9 Limitations
The contribution is real but bounded. This chapter inventories every non-trivial limitation honestly so a referee or reader can calibrate the strength of the inference.
9.1 Selection on observables, not causal
The fixed-effects strategy is a decomposition of the rural-vs-urban gap into observable components, not a causal estimate of “the effect of rural location on leverage.” Even within-CDE, deal allocation is not random. A CDE that decides to take on a rural deal has selected that deal from its opportunity set; the unobserved characteristics of the deal differ from those of its metro deals in ways the regression cannot absorb.
What the result tells us is: among the deals CDEs actually do, there is no within-CDE rural penalty. It does not tell us what would happen if a CDE were forced to do a randomly-selected rural deal. The LATE- style interpretation requires the LIC-eligibility regression discontinuity, which is a planned extension.
9.2 The LIC RDD is not yet in the paper
The fully causal piece of the empirical strategy compares NMTC investment outcomes for tracts at 19.9% poverty (ineligible) vs. 20.1% poverty (eligible), separately for metro and non-metro samples, with the differential local average treatment effect as the rural-versus- urban interaction estimator. This requires merging in tract-level demographics from the American Community Survey and is the next data move. Until that merge is complete the paper is a within-program decomposition, not a causal RDD.
Imbens and Lemieux (2008) is the methodological reference; Freedman (2012) and Harger and Ross (2016) establish the canonical NMTC-RDD design at the LIC eligibility cutoff.
9.3 CDE institutional form is unobserved
The data lists CDE names but does not tag them as bank subsidiary, nonprofit CDFI, for-profit specialized, or government. The fixed effect \gamma_c absorbs whatever organizational characteristics are constant within a CDE — but cannot tell us which organizational characteristics drive the between-CDE selection effect. Hand-classifying the top 50 CDEs by institutional form, building on the typology from Theodos et al. (2021), is a planned extension that would let us interact CDE form with rural status and pin down the mechanism.

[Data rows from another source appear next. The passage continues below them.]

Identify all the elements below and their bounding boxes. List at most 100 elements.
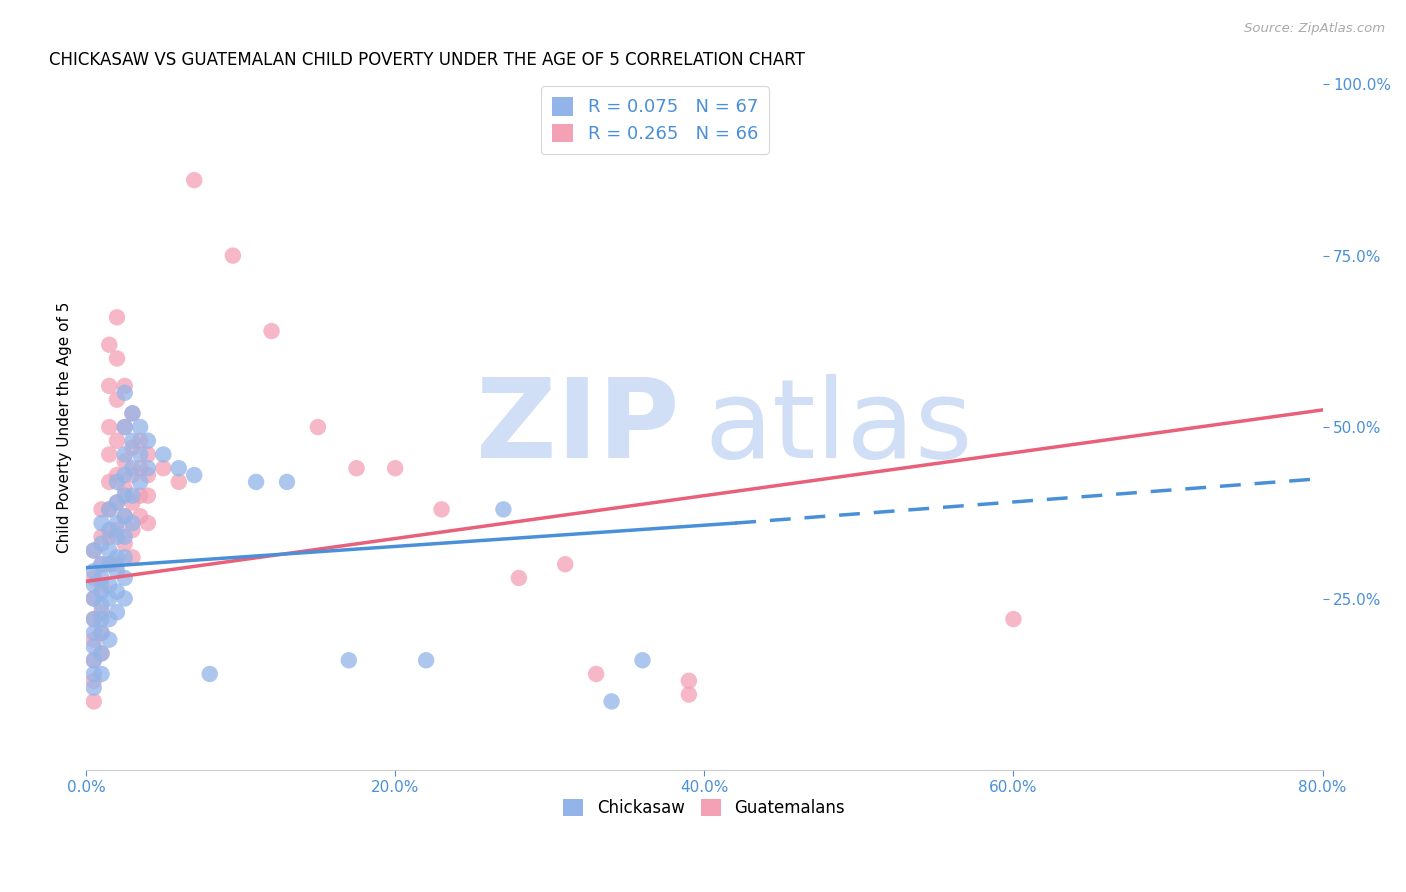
Point bbox=[105, 468, 128, 483]
Point bbox=[90, 558, 112, 572]
Point bbox=[98, 530, 121, 544]
Point bbox=[430, 502, 453, 516]
Point bbox=[136, 516, 159, 530]
Text: ZIP: ZIP bbox=[477, 374, 679, 481]
Point bbox=[98, 558, 121, 572]
Point bbox=[136, 448, 159, 462]
Point bbox=[90, 647, 112, 661]
Point bbox=[631, 653, 654, 667]
Point bbox=[98, 420, 121, 434]
Point bbox=[114, 482, 136, 496]
Point bbox=[129, 475, 152, 489]
Point bbox=[83, 653, 105, 667]
Point bbox=[90, 612, 112, 626]
Point bbox=[98, 612, 121, 626]
Point bbox=[114, 489, 136, 503]
Point bbox=[121, 550, 143, 565]
Point bbox=[90, 584, 112, 599]
Point bbox=[83, 543, 105, 558]
Point bbox=[129, 434, 152, 448]
Point bbox=[83, 591, 105, 606]
Point bbox=[152, 461, 174, 475]
Point bbox=[90, 578, 112, 592]
Point bbox=[90, 516, 112, 530]
Point bbox=[346, 461, 368, 475]
Point bbox=[83, 564, 105, 578]
Point bbox=[114, 509, 136, 524]
Point bbox=[105, 392, 128, 407]
Point bbox=[245, 475, 267, 489]
Point bbox=[183, 468, 205, 483]
Point bbox=[114, 571, 136, 585]
Point bbox=[136, 489, 159, 503]
Point bbox=[129, 448, 152, 462]
Point bbox=[90, 625, 112, 640]
Point bbox=[98, 558, 121, 572]
Point bbox=[90, 571, 112, 585]
Point bbox=[384, 461, 406, 475]
Point bbox=[105, 310, 128, 325]
Point bbox=[90, 536, 112, 550]
Point bbox=[105, 605, 128, 619]
Point bbox=[114, 536, 136, 550]
Point bbox=[121, 495, 143, 509]
Point bbox=[98, 337, 121, 351]
Point bbox=[83, 625, 105, 640]
Point bbox=[114, 385, 136, 400]
Legend: Chickasaw, Guatemalans: Chickasaw, Guatemalans bbox=[557, 792, 852, 823]
Point bbox=[90, 667, 112, 681]
Point bbox=[678, 673, 700, 688]
Point bbox=[105, 351, 128, 366]
Point bbox=[600, 694, 623, 708]
Point bbox=[90, 625, 112, 640]
Point bbox=[98, 379, 121, 393]
Point bbox=[83, 681, 105, 695]
Point bbox=[90, 605, 112, 619]
Point bbox=[98, 523, 121, 537]
Point bbox=[114, 468, 136, 483]
Point bbox=[136, 434, 159, 448]
Point bbox=[98, 502, 121, 516]
Point bbox=[129, 509, 152, 524]
Point bbox=[121, 406, 143, 420]
Point bbox=[105, 434, 128, 448]
Point bbox=[114, 379, 136, 393]
Point bbox=[105, 564, 128, 578]
Point bbox=[183, 173, 205, 187]
Point bbox=[585, 667, 607, 681]
Text: atlas: atlas bbox=[704, 374, 973, 481]
Point bbox=[98, 448, 121, 462]
Point bbox=[105, 523, 128, 537]
Point bbox=[129, 461, 152, 475]
Point bbox=[129, 489, 152, 503]
Point bbox=[554, 558, 576, 572]
Y-axis label: Child Poverty Under the Age of 5: Child Poverty Under the Age of 5 bbox=[58, 301, 72, 553]
Point bbox=[98, 502, 121, 516]
Point bbox=[98, 591, 121, 606]
Point bbox=[90, 647, 112, 661]
Point bbox=[121, 441, 143, 455]
Point bbox=[136, 461, 159, 475]
Point bbox=[105, 516, 128, 530]
Point bbox=[98, 632, 121, 647]
Text: CHICKASAW VS GUATEMALAN CHILD POVERTY UNDER THE AGE OF 5 CORRELATION CHART: CHICKASAW VS GUATEMALAN CHILD POVERTY UN… bbox=[49, 51, 804, 69]
Point bbox=[90, 599, 112, 613]
Point bbox=[114, 509, 136, 524]
Point bbox=[167, 461, 190, 475]
Point bbox=[121, 406, 143, 420]
Point bbox=[83, 591, 105, 606]
Point bbox=[83, 612, 105, 626]
Point bbox=[105, 550, 128, 565]
Point bbox=[167, 475, 190, 489]
Point bbox=[114, 530, 136, 544]
Point bbox=[114, 454, 136, 468]
Point bbox=[121, 516, 143, 530]
Point bbox=[83, 632, 105, 647]
Point bbox=[114, 448, 136, 462]
Point bbox=[198, 667, 221, 681]
Point bbox=[152, 448, 174, 462]
Point bbox=[90, 530, 112, 544]
Point bbox=[1002, 612, 1025, 626]
Point bbox=[83, 667, 105, 681]
Point bbox=[98, 475, 121, 489]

9.5 Nominal dollars throughout
No CPI deflation. The aggregate program-level numbers ($66.6 B total deployed, $120.9 B project cost) are nominal. A robustness check with real 2022 dollars is straightforward and does not change the within- program decomposition results — inflation affects rural and metro projects equally and is absorbed by year FE — but the headline program-aggregate numbers should be read as nominal.
9.6 Winsorization choice
Leverage is winsorized at [1, 20]. The lower bound is structurally meaningful (project cost ≥ QLICI by construction). The upper bound is chosen so the top ~0.3% of observations don’t dominate the mean. The median is unaffected by either bound. We report robustness to the unwinsorized version in §5.3 of the formal paper; the headline result holds.
9.7 CDE consolidation
CDEs are listed as-named in the source data; affiliated CDEs (for example, multiple bank-subsidiary vehicles owned by the same parent) are not consolidated. A larger CDE family operating multiple registered CDEs would appear in our data as several separate units. This is unlikely to change the decomposition direction but may affect the precise magnitudes.

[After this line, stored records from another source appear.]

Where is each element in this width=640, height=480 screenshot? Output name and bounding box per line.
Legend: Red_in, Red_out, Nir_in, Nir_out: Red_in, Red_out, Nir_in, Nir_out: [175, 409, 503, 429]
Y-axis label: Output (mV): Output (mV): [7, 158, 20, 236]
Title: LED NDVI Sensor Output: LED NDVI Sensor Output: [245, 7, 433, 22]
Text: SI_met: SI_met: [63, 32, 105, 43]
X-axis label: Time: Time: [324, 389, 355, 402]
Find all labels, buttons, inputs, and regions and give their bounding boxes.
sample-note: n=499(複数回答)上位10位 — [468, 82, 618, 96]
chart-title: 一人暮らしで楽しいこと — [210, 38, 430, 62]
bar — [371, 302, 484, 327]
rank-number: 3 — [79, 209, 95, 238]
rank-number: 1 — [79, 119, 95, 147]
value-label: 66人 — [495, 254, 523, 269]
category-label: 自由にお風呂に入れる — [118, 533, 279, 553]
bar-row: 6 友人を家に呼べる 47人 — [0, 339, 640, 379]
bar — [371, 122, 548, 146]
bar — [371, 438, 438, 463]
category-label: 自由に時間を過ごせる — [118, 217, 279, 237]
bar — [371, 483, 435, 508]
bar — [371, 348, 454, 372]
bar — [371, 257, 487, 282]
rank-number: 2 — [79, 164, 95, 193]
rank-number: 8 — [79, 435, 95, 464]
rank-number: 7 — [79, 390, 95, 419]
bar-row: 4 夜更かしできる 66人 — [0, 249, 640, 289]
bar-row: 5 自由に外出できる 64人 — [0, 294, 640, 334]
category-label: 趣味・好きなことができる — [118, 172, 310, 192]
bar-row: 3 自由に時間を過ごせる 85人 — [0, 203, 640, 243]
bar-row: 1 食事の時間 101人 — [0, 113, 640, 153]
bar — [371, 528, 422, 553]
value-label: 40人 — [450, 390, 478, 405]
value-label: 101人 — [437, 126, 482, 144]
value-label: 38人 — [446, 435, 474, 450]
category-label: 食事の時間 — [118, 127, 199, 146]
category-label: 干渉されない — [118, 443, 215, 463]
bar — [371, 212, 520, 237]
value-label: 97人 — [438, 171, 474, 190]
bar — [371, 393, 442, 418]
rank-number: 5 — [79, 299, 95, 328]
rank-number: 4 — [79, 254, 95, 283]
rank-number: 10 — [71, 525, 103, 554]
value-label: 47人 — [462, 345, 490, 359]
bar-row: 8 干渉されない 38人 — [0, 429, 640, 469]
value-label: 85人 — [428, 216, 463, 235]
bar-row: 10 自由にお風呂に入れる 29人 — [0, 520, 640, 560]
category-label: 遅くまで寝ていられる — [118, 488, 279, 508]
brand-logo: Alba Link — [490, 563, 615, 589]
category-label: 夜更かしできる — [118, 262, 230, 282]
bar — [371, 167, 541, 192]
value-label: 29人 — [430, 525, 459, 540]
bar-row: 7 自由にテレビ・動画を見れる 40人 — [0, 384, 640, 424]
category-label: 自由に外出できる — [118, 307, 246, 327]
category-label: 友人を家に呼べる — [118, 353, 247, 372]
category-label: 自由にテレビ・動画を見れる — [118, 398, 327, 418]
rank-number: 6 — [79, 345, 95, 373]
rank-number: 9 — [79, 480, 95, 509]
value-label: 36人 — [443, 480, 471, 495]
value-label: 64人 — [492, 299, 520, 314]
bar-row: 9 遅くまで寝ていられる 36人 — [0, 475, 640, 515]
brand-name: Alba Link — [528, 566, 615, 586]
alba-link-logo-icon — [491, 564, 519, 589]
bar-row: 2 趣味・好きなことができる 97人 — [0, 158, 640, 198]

9.8 The 20% mandate is not the only rural rule
There are also overrides for “high-migration rural counties” and certain “targeted population” rules under the LIC framework. We treat these as part of the residual variation. A more granular institutional analysis would distinguish them.
9.9 External validity beyond NMTC
Whether the within-CDE-equals-zero finding generalizes to other place- based subsidy programs (LIHTC, Opportunity Zones, IRA energy credits) is a question the present paper does not answer. The methodological framework transfers; whether the empirical answer transfers is open. A comparative-program extension is forthcoming.
External validity beyond the United States is a separate question. European blended finance involves a different intermediary architecture — state-owned banks like Caixa Geral de Depósitos in Portugal, the European Investment Bank, EU Cohesion Fund disbursements through managing authorities — and the rural-vs-urban allocation gap there has its own institutional setting (European Investment Bank 2024). The U.S. finding generates a testable hypothesis for those settings; whether the answer is the same is empirically open and worth working out elsewhere.